Così Ilda va alla guerra contro l’uomo che odia

La Boccassini ha mischiato la legge con l’antipatia per il Cavaliere. E durante la requisitoria è stata più predicatrice che pubblico ministero

Non è un pm sereno. Quello che impressiona della requisitoria di Ilda Boccassini è la foga, il coinvolgimento, come se questo processo fosse una questione personale. Manca la lucidità, il distacco, quello spazio freddo, non emotivo, che separa l'accusa dall'imputato. I processi di solito assomigliano a una partita a scacchi, invece qui c'è la ricerca del corpo a corpo, dove il diritto si mischia con l'antipatia viscerale, non solo verso Berlusconi, ma anche verso il suo mondo, verso Ruby, verso le ragazze, verso una generazione. È come se nell'aula del tribunale si giocasse la sfida finale tra due visioni della vita. Ilda diventa così giustiziera e paladina, predicatrice e moralizzatrice, pubblica accusa e giudice finale. Solo così si spiegano i suoi troppi errori, le cadute, le frasi che toccano il razzismo. Quella «furbizia orientale» rimbalza sui social network e nei giornali, fa discutere in tv e molti si chiedono cosa sarebbe successo se un qualsiasi altro pm avesse definito così la presunta vittima durante un processo. Tutto questo mentre si ironizzava sulla «geografia di Ilda», che sposta il Marocco ad Est.

La Boccassini che bolla una generazione come cinica e perduta. «È una furba che come molti giovani delle ultime generazioni vuole entrare nel mondo dello spettacolo e fare soldi, il guadagno facile, il sogno italiano di una parte della gioventù che non ha come obbiettivo il lavoro, la fatica, lo studio». La Boccassini che racconta e marchia Ruby come prostituta abituale, che frequenta signori in Bentley, ma che si dimentica di aprire un'inchiesta anche contro di loro. Solo Berlusconi. Esiste solo Berlusconi, il male assoluto, il principio e il simbolo di tutto quello che lei odia, detesta, condanna.
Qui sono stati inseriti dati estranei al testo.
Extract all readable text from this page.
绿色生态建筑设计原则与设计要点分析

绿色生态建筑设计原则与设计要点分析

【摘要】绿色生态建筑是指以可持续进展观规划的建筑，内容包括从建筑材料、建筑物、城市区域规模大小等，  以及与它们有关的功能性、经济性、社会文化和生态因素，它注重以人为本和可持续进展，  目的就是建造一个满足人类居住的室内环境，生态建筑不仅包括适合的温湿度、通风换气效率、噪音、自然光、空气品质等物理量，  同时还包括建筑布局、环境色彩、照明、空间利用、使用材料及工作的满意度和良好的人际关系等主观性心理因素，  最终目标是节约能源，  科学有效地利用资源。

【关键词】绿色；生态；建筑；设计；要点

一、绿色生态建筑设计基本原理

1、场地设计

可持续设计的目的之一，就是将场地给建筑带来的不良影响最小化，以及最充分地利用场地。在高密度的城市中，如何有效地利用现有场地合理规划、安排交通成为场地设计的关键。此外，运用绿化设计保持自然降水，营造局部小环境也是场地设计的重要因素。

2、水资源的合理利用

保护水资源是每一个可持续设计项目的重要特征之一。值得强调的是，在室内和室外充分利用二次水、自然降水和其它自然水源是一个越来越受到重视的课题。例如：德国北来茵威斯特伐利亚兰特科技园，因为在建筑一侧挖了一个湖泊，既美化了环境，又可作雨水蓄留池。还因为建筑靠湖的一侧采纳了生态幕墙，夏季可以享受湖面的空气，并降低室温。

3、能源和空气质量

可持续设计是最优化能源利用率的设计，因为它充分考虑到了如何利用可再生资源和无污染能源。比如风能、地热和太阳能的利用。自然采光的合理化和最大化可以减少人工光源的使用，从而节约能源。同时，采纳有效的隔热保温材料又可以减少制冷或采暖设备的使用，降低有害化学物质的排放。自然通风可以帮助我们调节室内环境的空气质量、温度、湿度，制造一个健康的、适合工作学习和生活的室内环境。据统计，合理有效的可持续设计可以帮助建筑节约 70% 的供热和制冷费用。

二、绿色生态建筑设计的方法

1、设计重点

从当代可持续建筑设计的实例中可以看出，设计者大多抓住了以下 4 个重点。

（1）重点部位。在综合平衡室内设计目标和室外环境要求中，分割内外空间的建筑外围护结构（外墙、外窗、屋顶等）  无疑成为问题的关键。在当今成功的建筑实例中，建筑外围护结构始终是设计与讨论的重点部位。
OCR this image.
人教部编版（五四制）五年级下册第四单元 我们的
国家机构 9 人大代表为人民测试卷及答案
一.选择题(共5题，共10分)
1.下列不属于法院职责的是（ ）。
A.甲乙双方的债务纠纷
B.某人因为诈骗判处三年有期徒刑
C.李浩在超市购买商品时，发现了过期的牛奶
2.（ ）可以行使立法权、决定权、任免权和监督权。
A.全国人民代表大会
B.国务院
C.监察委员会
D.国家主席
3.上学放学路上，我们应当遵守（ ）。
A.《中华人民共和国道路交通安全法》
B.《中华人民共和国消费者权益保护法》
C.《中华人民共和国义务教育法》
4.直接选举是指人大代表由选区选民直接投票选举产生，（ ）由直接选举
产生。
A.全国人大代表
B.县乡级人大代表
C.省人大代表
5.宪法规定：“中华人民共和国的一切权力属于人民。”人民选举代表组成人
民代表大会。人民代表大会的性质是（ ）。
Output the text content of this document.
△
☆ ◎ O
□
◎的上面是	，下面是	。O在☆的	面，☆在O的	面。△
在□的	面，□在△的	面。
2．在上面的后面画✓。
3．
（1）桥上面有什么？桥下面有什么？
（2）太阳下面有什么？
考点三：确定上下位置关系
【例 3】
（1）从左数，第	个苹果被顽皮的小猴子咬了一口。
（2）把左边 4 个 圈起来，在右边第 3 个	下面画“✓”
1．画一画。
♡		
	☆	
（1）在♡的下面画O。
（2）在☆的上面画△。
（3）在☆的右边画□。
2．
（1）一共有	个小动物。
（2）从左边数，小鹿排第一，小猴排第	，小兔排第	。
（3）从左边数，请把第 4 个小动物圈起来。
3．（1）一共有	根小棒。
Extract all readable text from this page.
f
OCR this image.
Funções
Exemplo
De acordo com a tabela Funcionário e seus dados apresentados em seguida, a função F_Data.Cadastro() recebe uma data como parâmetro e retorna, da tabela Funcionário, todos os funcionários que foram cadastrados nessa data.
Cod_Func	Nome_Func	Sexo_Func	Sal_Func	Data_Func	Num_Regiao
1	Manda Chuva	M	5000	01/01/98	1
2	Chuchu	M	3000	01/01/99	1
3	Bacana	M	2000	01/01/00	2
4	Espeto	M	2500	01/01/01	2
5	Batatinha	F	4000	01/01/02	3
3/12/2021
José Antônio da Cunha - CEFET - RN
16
La Boccassini, appunto, che si lascia scappare un «condanno Berlusconi», come se la sua requisitoria fosse già un verdetto.

Eccola. È questa la donna che dovrebbe tranquillizzare tutti gli italiani su una giustizia non di parte. Non è facile non avere dubbi. Qui è in ballo il destino e la reputazione di un ex presidente del Consiglio, di un leader politico votato da milioni di italiani. In caso di condanna non ci devono essere sospetti. Nessuno dovrebbe restare con la paura che tutto questo avviene solo perché si vuole togliere di mezzo un avversario politico. È nell'interesse della giustizia e dei magistrati spazzare via ogni dubbio, ogni timore, ogni ambiguità. L'Italia non può permettersi il lusso di una giustizia politica. Il guaio è che a destra come nella sinistra, non resa cieca dall'antiberlusconismo ideologico, le parole di Ilda hanno aperto una voragine di dubbi. Tanti. Troppi. La Boccassini ieri in aula ha giocato la sua peggiore partita.

Una condanna di Berlusconi, quei sei anni carichi di rancore, rischia di aprire una ferita insanabile nella democrazia di questo Paese. Non ci sarà più possibilità di condividere nulla, né il futuro né il passato. È come se due popoli vivessero senza riconoscersi sullo stesso territorio. La requisitoria della Boccassini ha costruito una frontiera invisibile che spezza in due l'Italia. La speranza è che i giudici di Milano spazzino via questo muro, questa frontiera.

Il governo Letta, raccontato come un inciucio, è il tentativo di gettare le basi per la terza Repubblica. Ma se non si risolve il nodo giustizia resteremo sempre prigionieri in questo limbo grigio e senza orizzonte. E il nodo giustizia passa per Berlusconi.